Wednesday, 27 January 2016

#305: Sennesible

These three from Brasserie de la Senne arrived shortly before Christmas and, despite the prodigious efforts one makes to drink everything new that crosses one's path, it took a while for the trio to find space in the fridge.
My previous experience with de la Senne is limited to the delicious Manneken Penn and the nasty (at least in that instance) Taras Boulba, so this could have gone either way.

First up is Zinnebir, not really billed as anything and suggesting only a general Belgian blondness in the glass; it's hazy and smells fairly plainly of yeast, wet grain and husky wheat. To taste it is unsurprisingly dry, bitter, and coarse, but remains quite drinkable for all that. Amid the folds of that typical Belgian grist you can just about pick apart some lemongrass and white peppercorns, which liven things up a bit - just in the nick of time too, this gets a bit boring halfway through. The only other excitement is the hint of fleshy lemon and grapefruit that appears at the very end of the long, lingering bitterness. 
Not a world beater then, but not bad either.

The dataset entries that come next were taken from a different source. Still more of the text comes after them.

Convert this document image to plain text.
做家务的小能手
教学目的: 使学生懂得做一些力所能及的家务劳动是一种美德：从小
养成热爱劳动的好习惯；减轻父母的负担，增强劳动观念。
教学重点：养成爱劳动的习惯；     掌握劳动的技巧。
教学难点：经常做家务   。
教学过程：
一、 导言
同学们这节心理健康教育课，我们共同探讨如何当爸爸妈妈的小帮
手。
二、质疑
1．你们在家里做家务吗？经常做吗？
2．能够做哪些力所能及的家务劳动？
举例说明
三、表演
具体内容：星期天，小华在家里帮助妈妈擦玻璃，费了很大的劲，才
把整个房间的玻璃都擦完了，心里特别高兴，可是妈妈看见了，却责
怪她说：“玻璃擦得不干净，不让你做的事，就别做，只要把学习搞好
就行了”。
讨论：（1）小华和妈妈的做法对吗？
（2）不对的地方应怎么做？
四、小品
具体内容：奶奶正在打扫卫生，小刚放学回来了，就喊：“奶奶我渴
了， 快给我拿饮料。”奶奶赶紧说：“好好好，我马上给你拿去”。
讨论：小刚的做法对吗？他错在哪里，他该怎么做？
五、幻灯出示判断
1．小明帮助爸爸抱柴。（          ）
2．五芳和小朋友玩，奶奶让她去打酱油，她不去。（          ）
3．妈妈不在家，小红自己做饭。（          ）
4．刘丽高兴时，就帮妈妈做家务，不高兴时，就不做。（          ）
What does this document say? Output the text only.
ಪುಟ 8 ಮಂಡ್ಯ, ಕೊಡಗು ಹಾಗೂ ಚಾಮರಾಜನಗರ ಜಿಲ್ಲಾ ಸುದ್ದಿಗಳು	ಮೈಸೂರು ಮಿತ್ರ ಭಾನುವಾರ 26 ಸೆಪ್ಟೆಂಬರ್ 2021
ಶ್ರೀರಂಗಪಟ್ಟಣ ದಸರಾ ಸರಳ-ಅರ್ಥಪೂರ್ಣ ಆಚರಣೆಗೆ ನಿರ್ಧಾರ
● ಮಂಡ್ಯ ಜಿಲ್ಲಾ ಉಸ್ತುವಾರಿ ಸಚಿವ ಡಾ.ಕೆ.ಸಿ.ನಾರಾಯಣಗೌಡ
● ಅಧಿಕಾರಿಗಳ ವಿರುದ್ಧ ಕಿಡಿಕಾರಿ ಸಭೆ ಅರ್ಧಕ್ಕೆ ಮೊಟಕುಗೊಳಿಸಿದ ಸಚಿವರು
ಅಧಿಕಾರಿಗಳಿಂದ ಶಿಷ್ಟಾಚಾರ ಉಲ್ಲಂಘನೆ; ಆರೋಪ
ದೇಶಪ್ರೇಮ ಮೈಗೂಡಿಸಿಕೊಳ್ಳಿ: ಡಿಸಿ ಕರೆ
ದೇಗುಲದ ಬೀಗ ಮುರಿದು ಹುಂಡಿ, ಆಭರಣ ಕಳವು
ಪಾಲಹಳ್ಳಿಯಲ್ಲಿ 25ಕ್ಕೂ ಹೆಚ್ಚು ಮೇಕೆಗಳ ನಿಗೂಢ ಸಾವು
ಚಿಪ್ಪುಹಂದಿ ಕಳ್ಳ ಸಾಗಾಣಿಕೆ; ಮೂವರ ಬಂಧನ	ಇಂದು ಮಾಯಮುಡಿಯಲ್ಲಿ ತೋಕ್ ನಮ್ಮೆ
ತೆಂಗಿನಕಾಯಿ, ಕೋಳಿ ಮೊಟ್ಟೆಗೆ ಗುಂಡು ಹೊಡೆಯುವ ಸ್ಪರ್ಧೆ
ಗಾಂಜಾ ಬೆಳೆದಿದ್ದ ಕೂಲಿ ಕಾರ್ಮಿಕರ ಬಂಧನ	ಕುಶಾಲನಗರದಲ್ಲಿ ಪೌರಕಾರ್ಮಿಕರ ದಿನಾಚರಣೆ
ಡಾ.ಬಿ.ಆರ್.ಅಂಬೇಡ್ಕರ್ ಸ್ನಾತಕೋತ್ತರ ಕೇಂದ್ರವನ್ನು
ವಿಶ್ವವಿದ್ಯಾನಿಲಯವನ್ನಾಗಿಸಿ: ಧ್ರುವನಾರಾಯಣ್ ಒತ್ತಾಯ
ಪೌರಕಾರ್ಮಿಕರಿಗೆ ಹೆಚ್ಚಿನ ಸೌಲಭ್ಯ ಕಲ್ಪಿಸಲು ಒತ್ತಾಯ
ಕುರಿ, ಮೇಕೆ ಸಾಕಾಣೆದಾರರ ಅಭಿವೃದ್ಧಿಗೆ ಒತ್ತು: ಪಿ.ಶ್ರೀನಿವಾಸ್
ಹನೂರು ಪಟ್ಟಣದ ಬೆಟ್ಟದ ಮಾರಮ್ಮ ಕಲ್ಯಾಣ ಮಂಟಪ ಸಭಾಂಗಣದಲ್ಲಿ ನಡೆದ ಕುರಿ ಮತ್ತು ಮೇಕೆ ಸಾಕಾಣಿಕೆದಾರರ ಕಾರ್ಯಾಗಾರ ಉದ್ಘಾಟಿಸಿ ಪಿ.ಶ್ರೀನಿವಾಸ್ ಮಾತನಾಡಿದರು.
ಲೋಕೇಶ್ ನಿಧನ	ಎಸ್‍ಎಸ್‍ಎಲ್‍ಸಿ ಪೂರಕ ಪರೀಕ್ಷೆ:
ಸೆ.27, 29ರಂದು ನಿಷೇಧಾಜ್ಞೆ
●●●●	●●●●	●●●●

Brusseleir is the black IPA of the bunch, though it doesn't pour so much black as a dark cola brown/red. There are hints of astringency on the nose with burnt coffee and toast, as well as touch of uncleanliness - this really isn't promising much, though I accept I didn't pour carefully enough to prevent a load of yeast sediment filling the glass. Thankfully things are much cleaner to taste, and instead of that harsh, grating, roast bitterness that a black IPA sometimes throws up you get a soft, sweet-accented beer with a rather straightforward cola, coffee and juicy orange profile. Things stay prey low key throughout, and while that doesn't reflect a fantastic return for the 8% ABV, points for subtlety and drinkability must be awarded.

Completing the trio is Jambe de Bois, another 8%-er, this time a tripel. It's a relatively clear pale gold and has almost the same aroma as the Zinnebir, all yeasty, gristy coarseness, though without any wonkiness. Much unlike the Zinnebir, though, is the opening of soft, pillowy coriander and clove, and things only get cosier as it warms to spiced honey and lemon drops. This is by far the most enjoyable glass of the three, and should you find room for only one of these in your fridge, let it be the Jambe de Bois.

So, none of them reach the heaven's high of Manneken Penn, but they are far from the all time low of  the dodgy Taras Boulba linked above. Sensible.


  1. When Zinne Bir is fresh and clear it is beautiful. It's a shame it rarely is, though. I love Jambe de Bois, the label at least as much as the beer.

    1. First the rank Taras Boulba at the Fran Well and then these trio, I'm starting to think I should really be having de la Senne considerably closer to the Senne before passing judgement.

    2. Ha! Maybe there's something to this whole "drink local" thing after all.